Allgemeine Informationen zur Ausbildung finden Sie unter dem Punkt Ausbildung im Bürgerbereich.

Zweite Änderung der Ersten Förderrichtlinie für das Bundesprogramm „Ausbildungsplätze sichern“ am 27.03.2021 in Kraft getreten

Am 26.03.2021 wurde die zweite Änderung der Ersten Förderrichtlinie für das Bundesprogramm „Ausbildungsplätze sichern“ vom 23.03.2021 im Bundesanzeiger veröffentlicht.

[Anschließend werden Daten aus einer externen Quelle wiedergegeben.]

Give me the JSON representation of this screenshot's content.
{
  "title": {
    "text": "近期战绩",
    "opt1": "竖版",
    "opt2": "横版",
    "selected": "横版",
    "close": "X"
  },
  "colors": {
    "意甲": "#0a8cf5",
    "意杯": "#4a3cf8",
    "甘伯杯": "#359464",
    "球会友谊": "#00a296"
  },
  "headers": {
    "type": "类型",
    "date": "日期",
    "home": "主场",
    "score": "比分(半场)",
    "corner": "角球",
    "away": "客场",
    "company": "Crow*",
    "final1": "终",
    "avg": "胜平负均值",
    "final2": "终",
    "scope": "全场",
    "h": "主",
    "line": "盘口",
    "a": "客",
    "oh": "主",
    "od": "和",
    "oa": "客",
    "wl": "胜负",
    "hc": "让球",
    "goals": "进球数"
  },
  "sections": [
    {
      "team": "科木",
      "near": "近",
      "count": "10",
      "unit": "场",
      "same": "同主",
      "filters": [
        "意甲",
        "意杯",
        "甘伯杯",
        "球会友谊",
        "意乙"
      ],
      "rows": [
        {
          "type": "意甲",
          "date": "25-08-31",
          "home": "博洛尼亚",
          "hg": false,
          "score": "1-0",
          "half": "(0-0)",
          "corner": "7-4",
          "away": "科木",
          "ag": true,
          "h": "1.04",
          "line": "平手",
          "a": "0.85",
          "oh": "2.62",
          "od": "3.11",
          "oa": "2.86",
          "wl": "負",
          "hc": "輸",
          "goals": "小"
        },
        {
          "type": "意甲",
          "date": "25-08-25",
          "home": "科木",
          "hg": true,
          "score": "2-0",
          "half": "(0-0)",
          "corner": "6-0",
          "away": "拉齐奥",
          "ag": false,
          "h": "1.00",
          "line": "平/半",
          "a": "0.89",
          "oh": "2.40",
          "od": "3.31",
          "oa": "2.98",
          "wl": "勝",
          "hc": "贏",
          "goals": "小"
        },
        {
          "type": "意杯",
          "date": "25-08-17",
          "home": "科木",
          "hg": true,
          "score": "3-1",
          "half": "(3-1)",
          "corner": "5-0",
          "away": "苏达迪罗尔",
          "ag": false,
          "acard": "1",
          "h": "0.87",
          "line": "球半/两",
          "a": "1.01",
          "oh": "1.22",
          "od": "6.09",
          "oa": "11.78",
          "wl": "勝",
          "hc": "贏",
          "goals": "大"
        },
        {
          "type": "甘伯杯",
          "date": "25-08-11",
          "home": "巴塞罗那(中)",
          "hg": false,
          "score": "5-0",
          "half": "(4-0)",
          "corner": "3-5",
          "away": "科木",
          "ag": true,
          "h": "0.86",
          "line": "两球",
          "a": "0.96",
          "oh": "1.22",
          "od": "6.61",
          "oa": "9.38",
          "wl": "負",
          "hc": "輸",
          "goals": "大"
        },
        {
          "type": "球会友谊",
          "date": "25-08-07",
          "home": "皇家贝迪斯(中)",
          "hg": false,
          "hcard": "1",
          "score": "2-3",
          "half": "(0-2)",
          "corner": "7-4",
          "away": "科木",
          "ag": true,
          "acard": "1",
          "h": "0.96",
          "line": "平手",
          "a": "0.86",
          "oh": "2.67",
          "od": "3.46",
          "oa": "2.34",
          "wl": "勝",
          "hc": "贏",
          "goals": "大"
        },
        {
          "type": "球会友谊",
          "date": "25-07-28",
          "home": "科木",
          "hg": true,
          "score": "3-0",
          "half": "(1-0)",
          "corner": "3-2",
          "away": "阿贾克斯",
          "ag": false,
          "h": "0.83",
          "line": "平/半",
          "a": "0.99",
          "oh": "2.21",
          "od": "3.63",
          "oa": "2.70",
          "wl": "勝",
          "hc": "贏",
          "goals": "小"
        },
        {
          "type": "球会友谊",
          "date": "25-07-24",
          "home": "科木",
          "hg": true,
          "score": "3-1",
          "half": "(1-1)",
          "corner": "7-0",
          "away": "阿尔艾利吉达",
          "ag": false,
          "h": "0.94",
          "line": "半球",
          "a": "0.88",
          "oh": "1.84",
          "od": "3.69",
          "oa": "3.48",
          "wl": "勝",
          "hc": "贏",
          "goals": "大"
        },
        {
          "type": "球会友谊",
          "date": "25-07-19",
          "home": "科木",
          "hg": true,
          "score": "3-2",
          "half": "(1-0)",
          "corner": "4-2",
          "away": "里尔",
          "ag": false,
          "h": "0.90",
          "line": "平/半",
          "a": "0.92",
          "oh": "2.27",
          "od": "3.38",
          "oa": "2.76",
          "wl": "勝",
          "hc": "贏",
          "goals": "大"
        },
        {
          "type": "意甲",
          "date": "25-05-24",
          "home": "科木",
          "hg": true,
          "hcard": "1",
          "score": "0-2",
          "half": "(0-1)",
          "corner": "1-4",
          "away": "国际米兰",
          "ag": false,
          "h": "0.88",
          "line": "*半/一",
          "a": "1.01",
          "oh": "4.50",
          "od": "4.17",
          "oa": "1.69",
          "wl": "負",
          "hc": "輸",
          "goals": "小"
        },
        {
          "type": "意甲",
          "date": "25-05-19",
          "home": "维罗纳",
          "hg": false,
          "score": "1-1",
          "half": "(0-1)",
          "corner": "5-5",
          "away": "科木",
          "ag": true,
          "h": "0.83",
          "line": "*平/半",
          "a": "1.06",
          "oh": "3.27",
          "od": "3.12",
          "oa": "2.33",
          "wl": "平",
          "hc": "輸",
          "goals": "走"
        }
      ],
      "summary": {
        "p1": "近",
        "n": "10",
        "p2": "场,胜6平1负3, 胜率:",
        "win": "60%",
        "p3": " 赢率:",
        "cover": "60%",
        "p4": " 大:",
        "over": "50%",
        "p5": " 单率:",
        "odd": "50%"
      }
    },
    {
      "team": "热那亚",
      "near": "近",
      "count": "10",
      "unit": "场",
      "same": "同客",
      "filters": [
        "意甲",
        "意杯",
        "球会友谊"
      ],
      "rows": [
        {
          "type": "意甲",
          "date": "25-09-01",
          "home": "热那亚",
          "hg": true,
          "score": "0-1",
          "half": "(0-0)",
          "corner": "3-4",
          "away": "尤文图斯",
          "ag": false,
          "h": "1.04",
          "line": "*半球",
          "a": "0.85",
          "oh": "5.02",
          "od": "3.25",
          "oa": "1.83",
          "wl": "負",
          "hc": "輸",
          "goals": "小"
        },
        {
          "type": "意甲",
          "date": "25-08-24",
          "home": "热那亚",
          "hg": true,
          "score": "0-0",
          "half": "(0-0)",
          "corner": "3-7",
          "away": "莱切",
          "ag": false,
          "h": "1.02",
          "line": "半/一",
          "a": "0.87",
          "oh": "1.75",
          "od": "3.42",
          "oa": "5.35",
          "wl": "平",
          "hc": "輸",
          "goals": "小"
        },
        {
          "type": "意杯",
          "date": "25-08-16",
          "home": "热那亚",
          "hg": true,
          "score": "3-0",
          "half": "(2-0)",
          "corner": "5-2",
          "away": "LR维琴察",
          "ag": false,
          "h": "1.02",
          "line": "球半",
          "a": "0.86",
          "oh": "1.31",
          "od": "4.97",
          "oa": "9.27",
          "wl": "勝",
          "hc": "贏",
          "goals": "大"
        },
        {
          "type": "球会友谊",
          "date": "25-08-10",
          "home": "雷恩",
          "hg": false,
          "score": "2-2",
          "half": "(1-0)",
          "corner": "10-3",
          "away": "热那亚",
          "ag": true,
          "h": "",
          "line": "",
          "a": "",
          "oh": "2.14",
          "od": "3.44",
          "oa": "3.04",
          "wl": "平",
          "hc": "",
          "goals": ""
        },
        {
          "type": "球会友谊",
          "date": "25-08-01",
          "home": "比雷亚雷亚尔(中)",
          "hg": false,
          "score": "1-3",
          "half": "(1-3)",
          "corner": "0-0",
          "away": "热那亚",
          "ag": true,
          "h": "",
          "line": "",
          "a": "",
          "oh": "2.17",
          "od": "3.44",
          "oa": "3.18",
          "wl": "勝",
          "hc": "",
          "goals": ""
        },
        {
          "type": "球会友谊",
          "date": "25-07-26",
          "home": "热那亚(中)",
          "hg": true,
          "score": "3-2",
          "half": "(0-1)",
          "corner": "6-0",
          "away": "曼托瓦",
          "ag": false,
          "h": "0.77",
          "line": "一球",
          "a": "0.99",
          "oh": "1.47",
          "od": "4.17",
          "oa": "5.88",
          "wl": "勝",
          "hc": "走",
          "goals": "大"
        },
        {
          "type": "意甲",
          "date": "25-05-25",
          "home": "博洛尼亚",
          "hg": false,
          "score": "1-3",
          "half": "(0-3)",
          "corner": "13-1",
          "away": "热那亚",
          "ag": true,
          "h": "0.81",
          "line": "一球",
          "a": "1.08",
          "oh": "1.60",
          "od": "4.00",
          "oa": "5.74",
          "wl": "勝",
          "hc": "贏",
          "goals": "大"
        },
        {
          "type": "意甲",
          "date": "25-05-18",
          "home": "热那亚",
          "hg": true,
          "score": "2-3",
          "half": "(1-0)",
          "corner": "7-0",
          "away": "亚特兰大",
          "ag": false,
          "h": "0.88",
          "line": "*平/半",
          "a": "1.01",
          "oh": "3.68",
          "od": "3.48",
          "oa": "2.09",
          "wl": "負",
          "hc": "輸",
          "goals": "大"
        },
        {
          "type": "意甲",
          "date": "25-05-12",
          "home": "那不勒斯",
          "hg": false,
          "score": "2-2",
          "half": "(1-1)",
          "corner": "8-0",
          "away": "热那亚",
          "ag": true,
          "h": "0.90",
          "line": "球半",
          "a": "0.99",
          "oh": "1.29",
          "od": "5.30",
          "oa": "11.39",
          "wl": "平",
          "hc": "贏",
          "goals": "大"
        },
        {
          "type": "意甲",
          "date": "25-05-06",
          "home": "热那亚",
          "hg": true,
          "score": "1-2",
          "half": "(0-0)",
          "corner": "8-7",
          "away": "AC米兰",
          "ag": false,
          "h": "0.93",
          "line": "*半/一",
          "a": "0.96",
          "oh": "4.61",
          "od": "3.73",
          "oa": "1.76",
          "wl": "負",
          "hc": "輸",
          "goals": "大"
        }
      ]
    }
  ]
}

In der Zweiten Weiterentwicklung der Ersten Förderrichtlinie sind folgende Änderungen vorgesehen:

  • Nahtlose Verlängerung der Ausbildungsprämien für Frühjahr 2021: Die Förderung mit Ausbildungsprämien wird nicht mit dem 15.02.2021 enden, sondern nahtlos fortgesetzt. Dazu werden die bislang geltenden Fördermöglichkeiten bis zum 31.05.2021 verlängert.
  • Für Ausbildungen, die ab dem 01.06.2021 beginnen, wird die neue (höhere) Fördersystematik in Kraft gesetzt werden: Verdoppelung der Ausbildungsprämien (von derzeit 2.000 bzw. 3.000 Euro) auf 4.000 bzw. 6.000 Euro.
  • Zum 01.06.2021 erfolgt bei den Ausbildungsprämien auch eine Erweiterung der Unternehmensgröße: Gefördert werden können dann kleine und mittlere Unternehmen mit bis zu 499 Mitarbeiter (bislang bis zu 249 Mitarbeiter).
  • Zuschüsse zur Vermeidung von Kurzarbeit werden bis Ende 2021 verlängert und die Förderung mit Inkrafttreten der Änderungen deutlich verbessert: Zukünftig wird zusätzlich die Hälfte der Brutto-Vergütung des Ausbilders (gedeckelt auf 4.000 Euro, zuzüglich 20 % Sozialversicherungspauschale) übernommen. Auch hier folgt eine Erweiterung der Unternehmensgröße auf kleine und mittlere Unternehmen mit bis zu 499 Mitarbeiter (bislang bis zu 249 Mitarbeiter).
  • Als neue Leistung wird ein „Lockdown II-Sonderzuschuss“ für Kleinstunternehmen mit bis zu vier Mitarbeiter eingeführt. Dieser wird einen einmaligen Zuschuss von 1.000 Euro je Azubi beinhalten, wenn die Geschäftstätigkeit aufgrund coronabedingter behördlicher Anordnung eingestellt oder nur in geringem Umfang (z. B. in Hotels: Geschäftsreisende; in der Gastronomie: Außerhausverkauf) weitergeführt werden konnte, die Ausbildung aber gleichwohl an mindestens 30 Tagen fortgesetzt wurde.
  • Die Übernahmeprämie wird bis Ende 2021 verlängert und – wie die neue Ausbildungsprämie plus – auf 6.000 Euro angehoben. Außer bei Insolvenz wird auch eine Förderung möglich sein, wenn die Kündigung durch den Ausbildungsbetrieb erfolgt ist oder droht, weil diesem die Fortführung der Ausbildung in Folge der Corona-Krise bis zum Ende nicht mehr möglich oder zumutbar ist.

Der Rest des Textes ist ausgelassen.